И вскоре меня отправили отсюда, перевели в бутырскую центральную тюремную больницу.
Болел я долго и тяжело. Сказались чудовищные условия лагерной моей жизни; адская смена температур (зной литейного цеха и холод сырой, неотапливаемой камеры), и непосильный труд, и длительное недоедание.
Едва соприкоснувшись с жизнью, я уже устал от нее. Устал, не успев распознать ее по-настоящему, не разглядев, не распробовав.
Плеврит мой вылечили к весне, но я по-прежнему был плох и почти не вставал с постели. Я лежал, дыша осторожно и трудно. И часами с тоскою разглядывал беленый, испятнанный сыростью потолок.
Пятна были обильны и разнообразны; одни из них напоминали диковинные растения, другие - гигантских насекомых. Порою мне начинало казаться, будто насекомые эти шевелятся, движутся…
Тогда я отворачивался и смотрел в окно. За ним в вышине серело дымное ветреное небо.
Иногда по вечерам в небе вспыхивали победные салюты.
Короткий орудийный гром раскатывался над округой. Темнота расступалась и становилась радужной. Густые зыбкие гроздья огней взлетали в зенит, на миг повисали там и рассыпались пестрым праздничным дождиком.
Начиная с зимы сорок третьего года салюты стали возникать все чаще и все пышнее. Война переламывалась. Фронт отходил на Запад.
Больничная наша камера реагировала на это бурно и по-разному.
Здесь находилось немало бывших солдат. Немало тех, кто в самом начале войны попал, отступая, в немецкое окружение. Все они сидели теперь за измену родине, за шпионаж и сотрудничество с врагом!
И все-таки неправедно осужденные, обиженные, посаженные, в сущности, ни за что, люди эти по-прежнему оставались патриотами. Фронтовые победы искренне радовали их, салюты заражали
Были тут и настоящие изменники - перебежчики, «полицаи». К военным событиям они относились по-своему, с тоскливым беспокойством и явной тревогой.

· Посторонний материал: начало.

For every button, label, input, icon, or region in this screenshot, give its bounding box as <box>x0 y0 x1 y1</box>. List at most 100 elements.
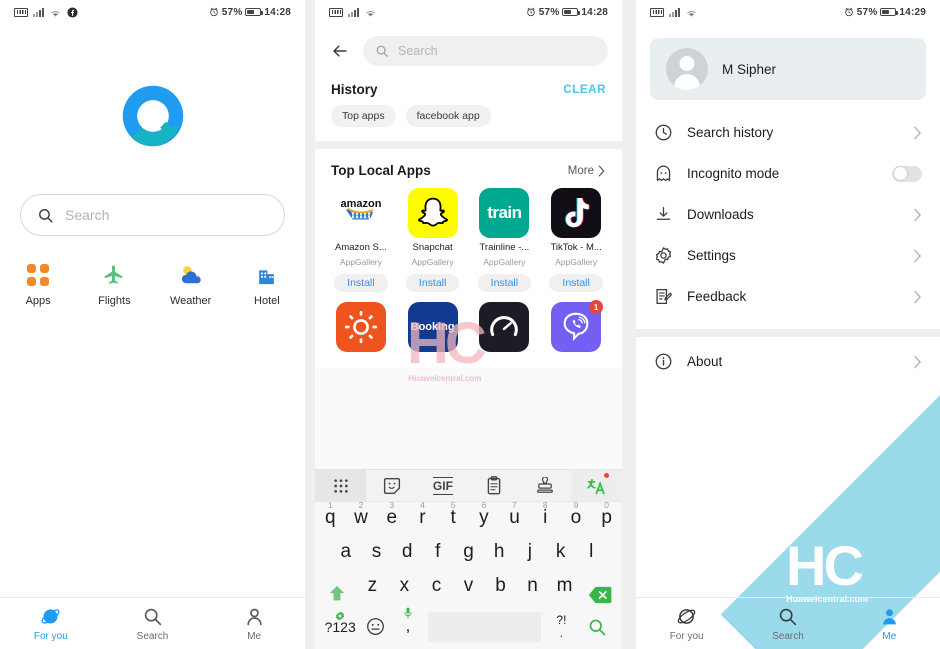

Некоторые из них упорно продолжали верить в немецкую мощь, в несокрушимость третьего рейха; перемены на фронте казались им делом временным и случайным.
— Показуха, - насмешливо выпячивая губы, сказал однажды вечером пожилой, заросший седой щетиной полицай,- дешевая трескотня… У нас только и умеют, что пыль в глаза пущать.
— У нас еще и драться умеют, - отозвался высокий, бледный до синевы, парень. Одна рука его была закована в гипс и покоилась на широкой марлевой перевязи; другой он ухватился за решетку окна. Он стоял, жадно вглядываясь в мерцающее, расцвеченное салютными брызгами небо.
— Неплохо умеют, сам видишь!
— Это-то умеют, - согласился седой, - да что толку? Все одно - бардак… Нет, ребята, с немцами нам не сравняться, - он помотал головой.
– Нипочем не сравняться. У них порядок, дисциплина, настоящая власть. У них - сила!
— А все же бегут!
– улыбнулся парень.
– Как же так?
— А очень просто, - прозвучал из угла сипловатый раскатистый бас.
– Немецкий порядок разбился о русский бардак…
— А-а-а, - отмахнулся полицай.
– Это все ненадолго. Они еще вернутся! Оклемаются, отдышатся малость и беспременно вернутся. Наверстают свое. Вот тогда посмотрим, что вы скажете, герои, как запоете!
— Замри, паскуда, - грозно, медленно проговорил парень и порывисто шагнул к седобородому.
– Закрой свою помойку! Понял? И если еще вякнешь…
— А чего ты прешь, чего залупаешься?
– удивился тогда полицай.
– О чем хлопочешь? Думаешь, ты лучше меня? Мы же с тобой одинаковы, сидим по той же статье, срока имеем общие.
И опять громыхнул из угла чей-то насмешливый бас:
— Всем - поровну! Основной закон социализма!
Блатные обычно не ввязывались в скандальные эти споры; салюты вызывали у них свои, особые ассоциации…
Мой сосед по койке - старый карманный вор Архангел - рассуждал, прислушиваясь к торжественному эху орудий:
— Хорошо сейчас на воле. Ах, хорошо! Фрайера суетятся, гужуются, водочку пьют… А когда фрайер веселый, работать одно удовольствие. Он, сирота, ничего в этот момент не чувствует, не видит - сам в руки просится! Бери его за жилетку и потроши по частям. Я завсегда, как только подпасу приличного сазана, в глаза ему смотрю. Внешность изучаю. Ежели он навеселе - значит мой! Ежели, наоборот, нервный, злой - стало быть надо поостеречься. Злой - он трудный для дела. Чутье у него, как у собаки. Тут особая психология, это проверено давно! И вот почему я войну не люблю, она всех в тоску вгоняет, нервными делает… Ну, ничего. Дай Бог, доживем до победы. До мирных дней! До полного веселья!